Reinforcement Learning  (RL) is an emerging field of Artificial Intelligence (AI) that is giving extraordinary results in different applications.
One of such applications is Autonomous Driving, but to apply RL to this task an accurate choice of the reward function is needed. To overcome this issue, one solution is to infer the reward function applying Machine Learning (ML) techniques to some examples provided by experts. For example, a driver can show how to do a specific maneuver and a ML algorithm extract the objective function maximized by the driver behaviour. This method is known as Inverse Reinforcement Learning  (IRL).
The thesis will deepen the theory behind inverse reinforcement learning to analyze the possible applications of this approach to autonomous driving  in a simulated environment [4, 5, 6].
- Acquire strong theoretical basis on Reinforcement Learning and in particular on Inverse Reinforcement Learning;
- Test the latest algorithms to “toy” environments;
- Adapt and test the most promising algorithms to a complex vehicle model.
Competencies to be acquired
The candidate will acquire:
- Experience with the application of Machine Learning to complex systems.
- Expertise on the most recent Reinforcement Learning algorithms;
- Proficiency in the application of Inverse Reinforcement Learning algorithms to Autonomous Driving.

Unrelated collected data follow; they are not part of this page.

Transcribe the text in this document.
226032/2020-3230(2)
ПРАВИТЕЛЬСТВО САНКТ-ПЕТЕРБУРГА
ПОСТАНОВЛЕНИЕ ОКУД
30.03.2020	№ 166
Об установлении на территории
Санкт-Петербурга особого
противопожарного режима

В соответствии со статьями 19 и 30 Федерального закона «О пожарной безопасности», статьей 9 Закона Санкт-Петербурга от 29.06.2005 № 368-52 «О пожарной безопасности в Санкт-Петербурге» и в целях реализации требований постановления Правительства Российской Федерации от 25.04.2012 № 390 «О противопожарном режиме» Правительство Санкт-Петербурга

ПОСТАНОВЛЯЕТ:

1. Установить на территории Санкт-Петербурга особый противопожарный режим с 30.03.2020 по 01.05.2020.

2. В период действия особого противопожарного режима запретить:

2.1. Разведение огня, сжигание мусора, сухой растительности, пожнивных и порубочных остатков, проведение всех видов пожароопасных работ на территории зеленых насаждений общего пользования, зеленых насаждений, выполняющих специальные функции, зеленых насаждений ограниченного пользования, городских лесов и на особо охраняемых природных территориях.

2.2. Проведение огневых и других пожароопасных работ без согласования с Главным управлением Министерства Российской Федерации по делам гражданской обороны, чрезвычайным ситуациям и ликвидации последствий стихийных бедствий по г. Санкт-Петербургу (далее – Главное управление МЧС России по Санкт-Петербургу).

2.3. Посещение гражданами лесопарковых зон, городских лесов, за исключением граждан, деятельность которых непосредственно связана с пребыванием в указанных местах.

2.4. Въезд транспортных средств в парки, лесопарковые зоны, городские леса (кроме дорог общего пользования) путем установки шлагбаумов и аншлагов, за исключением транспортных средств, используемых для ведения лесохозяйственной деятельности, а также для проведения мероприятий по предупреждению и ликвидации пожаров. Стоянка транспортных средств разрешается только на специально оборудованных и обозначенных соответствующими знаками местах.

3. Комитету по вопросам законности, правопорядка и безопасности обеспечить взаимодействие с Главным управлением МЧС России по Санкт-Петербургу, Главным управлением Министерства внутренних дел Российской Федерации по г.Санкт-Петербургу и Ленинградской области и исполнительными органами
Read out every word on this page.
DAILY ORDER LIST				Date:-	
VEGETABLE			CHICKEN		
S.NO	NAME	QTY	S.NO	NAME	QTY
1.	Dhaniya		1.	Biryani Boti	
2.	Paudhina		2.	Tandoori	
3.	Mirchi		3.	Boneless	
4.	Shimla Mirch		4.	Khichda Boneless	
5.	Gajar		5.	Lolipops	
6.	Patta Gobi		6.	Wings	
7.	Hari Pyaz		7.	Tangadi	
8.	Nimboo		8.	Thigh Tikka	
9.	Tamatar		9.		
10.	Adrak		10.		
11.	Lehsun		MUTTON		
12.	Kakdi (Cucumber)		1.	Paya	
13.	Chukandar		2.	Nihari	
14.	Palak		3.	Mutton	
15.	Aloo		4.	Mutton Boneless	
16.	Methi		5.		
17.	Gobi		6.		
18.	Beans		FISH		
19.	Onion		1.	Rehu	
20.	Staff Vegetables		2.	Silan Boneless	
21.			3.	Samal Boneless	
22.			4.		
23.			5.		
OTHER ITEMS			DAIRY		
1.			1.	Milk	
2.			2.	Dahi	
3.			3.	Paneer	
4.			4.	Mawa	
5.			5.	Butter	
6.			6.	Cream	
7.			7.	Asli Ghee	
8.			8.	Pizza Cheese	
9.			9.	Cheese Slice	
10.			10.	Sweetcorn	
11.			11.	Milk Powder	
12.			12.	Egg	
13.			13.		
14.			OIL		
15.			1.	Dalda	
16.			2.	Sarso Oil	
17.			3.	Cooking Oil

Duration of this Project: 5-6 months.
Who we’re looking for
Students that are about to get their Master Degree in: computer engineering, mechatronic engineering, aerospace engineering, automotive engineering, electronic engineering.
Proficiency in at least one programming language (Python, Lua, Matlab/Simulink, C++, Java);
Basic knowledge of machine learning;
Good knowledge of linear algebra;
Basic knowledge of vehicle control systems and vehicle dynamics.